I still don't know if it was his number.


The part that bothered me most

It wasn't the water heater. It wasn't even losing Robert specifically.

It was realizing that I'd been building something without meaning to: a loose, invisible network of people who knew my home. The electrician who rewired the guest room. The pest control guy who knew exactly where the entry points were. The AC technician who'd serviced the unit twice and knew its history.

All of it lived in my phone. In half-remembered contact names, text threads I never labeled, invoices I'd forwarded to email and never filed.

One factory reset away from nothing.

There's a version of homeownership where that information lives somewhere permanent. Where "the plumber who fixed the leak under the kitchen sink in March" is a record attached to the house, not a memory attached to me.

I didn't have that version. Most people don't.
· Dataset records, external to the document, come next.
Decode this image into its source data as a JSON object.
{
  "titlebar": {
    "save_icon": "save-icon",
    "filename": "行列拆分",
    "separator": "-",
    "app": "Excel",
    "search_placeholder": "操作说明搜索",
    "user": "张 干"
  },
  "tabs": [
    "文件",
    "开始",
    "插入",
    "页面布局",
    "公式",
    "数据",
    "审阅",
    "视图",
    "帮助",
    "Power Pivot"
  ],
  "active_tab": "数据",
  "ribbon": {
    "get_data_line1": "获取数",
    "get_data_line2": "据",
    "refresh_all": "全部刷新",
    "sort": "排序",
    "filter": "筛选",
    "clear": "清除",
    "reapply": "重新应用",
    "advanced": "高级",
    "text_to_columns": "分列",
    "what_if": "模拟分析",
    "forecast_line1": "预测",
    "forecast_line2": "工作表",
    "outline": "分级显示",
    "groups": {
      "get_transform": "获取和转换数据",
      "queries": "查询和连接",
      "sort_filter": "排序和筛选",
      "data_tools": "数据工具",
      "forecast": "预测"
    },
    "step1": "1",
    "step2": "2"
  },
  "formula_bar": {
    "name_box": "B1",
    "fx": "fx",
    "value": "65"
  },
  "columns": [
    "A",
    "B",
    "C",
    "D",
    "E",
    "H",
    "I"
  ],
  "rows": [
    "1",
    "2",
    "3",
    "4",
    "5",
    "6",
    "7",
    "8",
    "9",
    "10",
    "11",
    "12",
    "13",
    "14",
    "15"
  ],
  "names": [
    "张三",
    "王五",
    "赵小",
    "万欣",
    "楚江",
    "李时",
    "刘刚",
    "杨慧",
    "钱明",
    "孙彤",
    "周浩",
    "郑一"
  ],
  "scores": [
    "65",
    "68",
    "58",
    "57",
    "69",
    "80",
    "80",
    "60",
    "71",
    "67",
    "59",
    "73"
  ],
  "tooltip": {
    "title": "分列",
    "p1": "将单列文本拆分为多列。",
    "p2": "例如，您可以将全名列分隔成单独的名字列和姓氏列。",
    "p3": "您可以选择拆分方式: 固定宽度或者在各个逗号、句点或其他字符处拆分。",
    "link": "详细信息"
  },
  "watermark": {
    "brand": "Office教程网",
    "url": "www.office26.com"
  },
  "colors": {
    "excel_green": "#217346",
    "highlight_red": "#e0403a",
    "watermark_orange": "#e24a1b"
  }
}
What finding a good contractor actually costs

Nobody talks about the search cost.

The hours spent on Yelp and Nextdoor and neighborhood Facebook groups asking "does anyone have a good [insert trade]?" The three guys who don't call back. The one who comes out and wants $400 for something that turns out to be a $90 fix. The two weeks of back-and-forth before someone actually shows up.

When you finally find someone good, that person is valuable. Not just for the next job, but for every job after that. They know your house. They've seen what's behind your walls. That context is worth something.

Losing them to a poorly labeled contact is a small tragedy that homeowners experience constantly and almost never talk about.


The fix that doesn't get said out loud

Keeping your contractors organized isn't something anyone teaches you.

You learn to change your car's oil on schedule. You learn to file taxes. Nobody sits you down and says: keep a record of every person who works on your home. Note what they did, what they charged, and what they found. Because someday you'll need that information. When something breaks again, when you sell, when a new owner asks what was done and when.

A good contractor relationship is an asset. The documentation of that relationship is an asset too.

What I needed wasn't a better memory. It was a place where that information lived automatically, attached to the property, not to my phone.


This is the other thing Maintly does

Most people think of Maintly as a reminder tool. It's that, but the contractor piece is just as important.

When a service gets logged on Maintly, it doesn't just record the task. It records who did it, what they charged, when they came, and any notes or photos attached to the visit. That information stays with the property. Not with the homeowner's phone. Not with a spreadsheet someone made and forgot about.

If you find a good plumber, Maintly remembers him for you. Next time something goes wrong, you're not scrolling through 200 texts. You open your property's service history, see who did the last plumbing job, and call that person.

And if you sell the house, the next owner can see every contractor who ever worked on the property. Every visit. Every repair. That's not just organization. That's a record with real value.


Robert, if you're out there

I ended up finding a new plumber. He was fine. Did the job.

But he'd never seen my house before. Didn't know the water heater was original to the build. Didn't know we'd had a slow leak under the sink two years ago that might be related.

That context, the quiet accumulation of everything that's happened to a home, is exactly what gets lost when the only place it lives is in someone's head.

Your home deserves a better filing system than that.